# integral of modified bessel function of 2nd type

I need some help on a possible way to integrate this:

$$\int_0^\infty{x^{m-1}\mathrm{e}^{-\lambda x}\left[\frac{\operatorname{K}_\nu\left(b\sqrt{\alpha+\beta x}\right)}{\left(b\sqrt{\alpha+\beta x}\right)^\nu}\right]}\mathrm{d}x$$ where $m$, $\lambda$, $b$, $\alpha$, $\beta$ are constants and $\operatorname{K}_\nu(\cdot)$ is the modified Bessel function of the second type.

• What is the background of this question? What have you tried? I converted your picture into latex form; please check that I didn't make a mistake. – Eckhard Dec 25 '13 at 21:51
• Did you mean $\alpha + \beta x$ instead of $\alpha+\beta \gamma$ in the denominator of the integrand? – Sasha Dec 25 '13 at 22:19
• @Eckhard: this is related to comm. channels.
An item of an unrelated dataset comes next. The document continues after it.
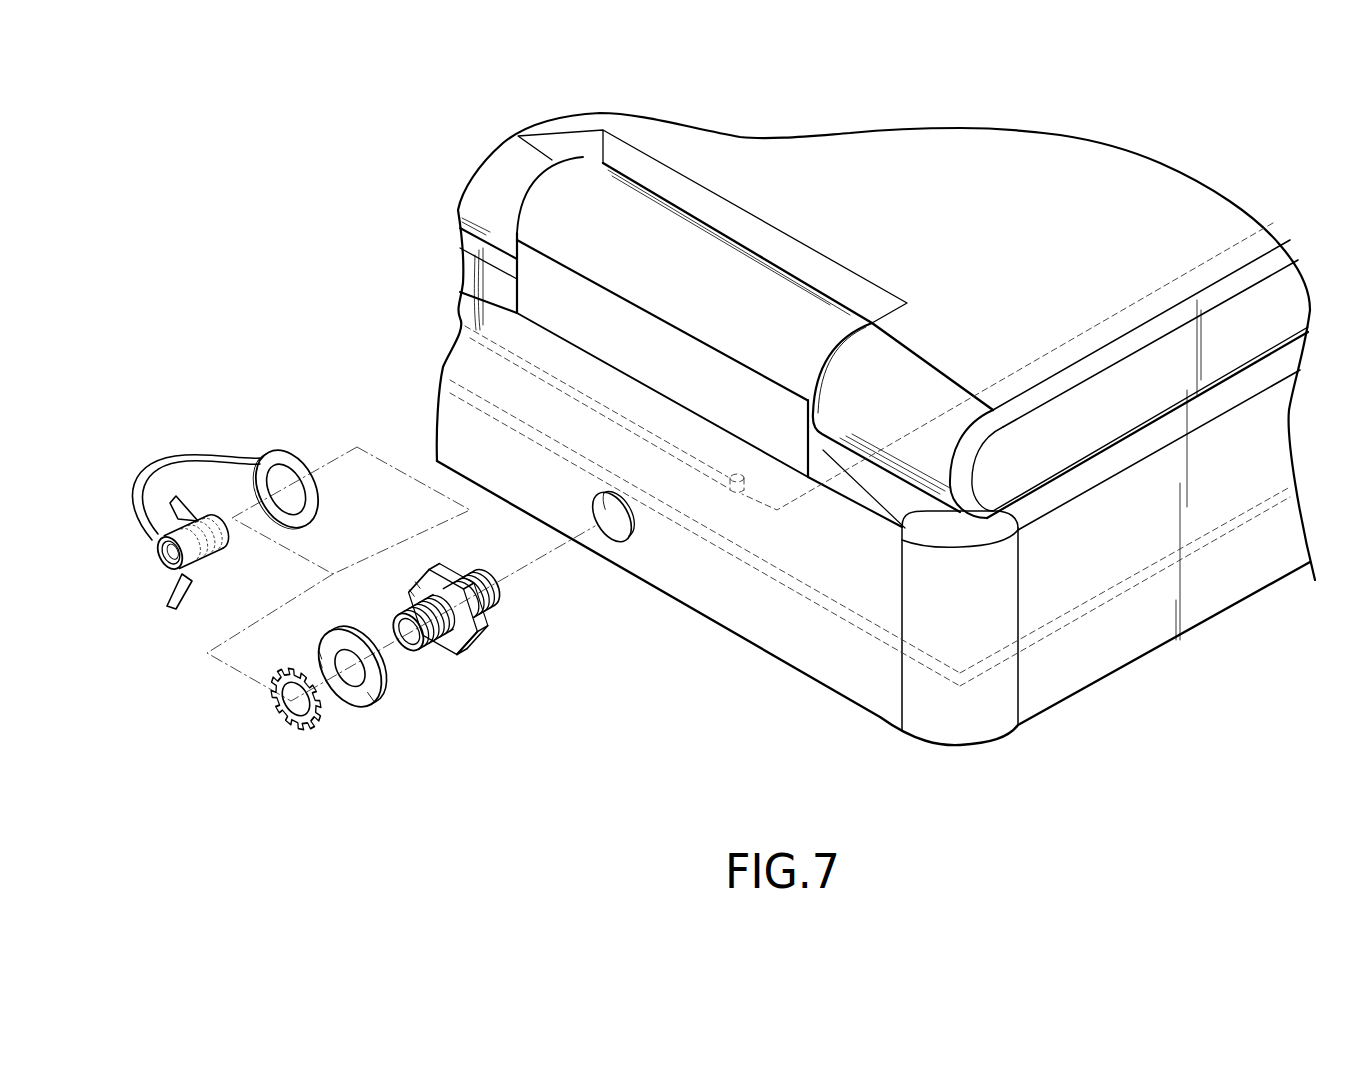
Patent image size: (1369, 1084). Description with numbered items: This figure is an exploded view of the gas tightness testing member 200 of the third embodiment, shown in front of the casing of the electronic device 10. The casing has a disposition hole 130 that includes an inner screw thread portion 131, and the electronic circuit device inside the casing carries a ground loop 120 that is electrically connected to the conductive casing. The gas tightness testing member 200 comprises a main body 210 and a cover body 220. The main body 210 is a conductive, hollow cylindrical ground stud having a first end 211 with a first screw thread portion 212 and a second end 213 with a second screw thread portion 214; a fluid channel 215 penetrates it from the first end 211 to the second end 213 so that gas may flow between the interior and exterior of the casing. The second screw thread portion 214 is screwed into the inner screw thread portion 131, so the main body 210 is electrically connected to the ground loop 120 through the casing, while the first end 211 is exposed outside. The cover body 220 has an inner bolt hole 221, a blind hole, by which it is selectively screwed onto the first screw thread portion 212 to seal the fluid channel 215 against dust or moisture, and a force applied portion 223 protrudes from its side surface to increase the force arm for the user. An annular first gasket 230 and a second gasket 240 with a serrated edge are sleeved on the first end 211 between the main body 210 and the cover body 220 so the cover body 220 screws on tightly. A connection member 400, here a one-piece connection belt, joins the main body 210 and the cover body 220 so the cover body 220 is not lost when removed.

I tried change of variable and assumed z=bsqrt(alpha+betax), but the integral got worse. – kazekage Dec 26 '13 at 5:28
• @Sasha: Yes, thanks for the correction. – kazekage Dec 26 '13 at 5:29

Maple has this special case in terms of the Meijer G function: $$\int _{0}^{1}\!{x}^{m-1}{{\rm K}_\nu\left(b\sqrt {\beta\,x}\right)} \left( b\sqrt {\beta\,x} \right) ^{-\nu}{dx}={2}^{-3+2\,m-\nu} \left( b\sqrt {\beta} \right) ^{-2\,m}{b}^{2}\beta\, G^{2, 1}_{1, 3}\left(\frac{\beta{b}^{2}}{4}\, \Big\vert\,^{0}_{m-1-\nu, m-1, -1}\right)$$ assuming $\nu$ is a positive integer.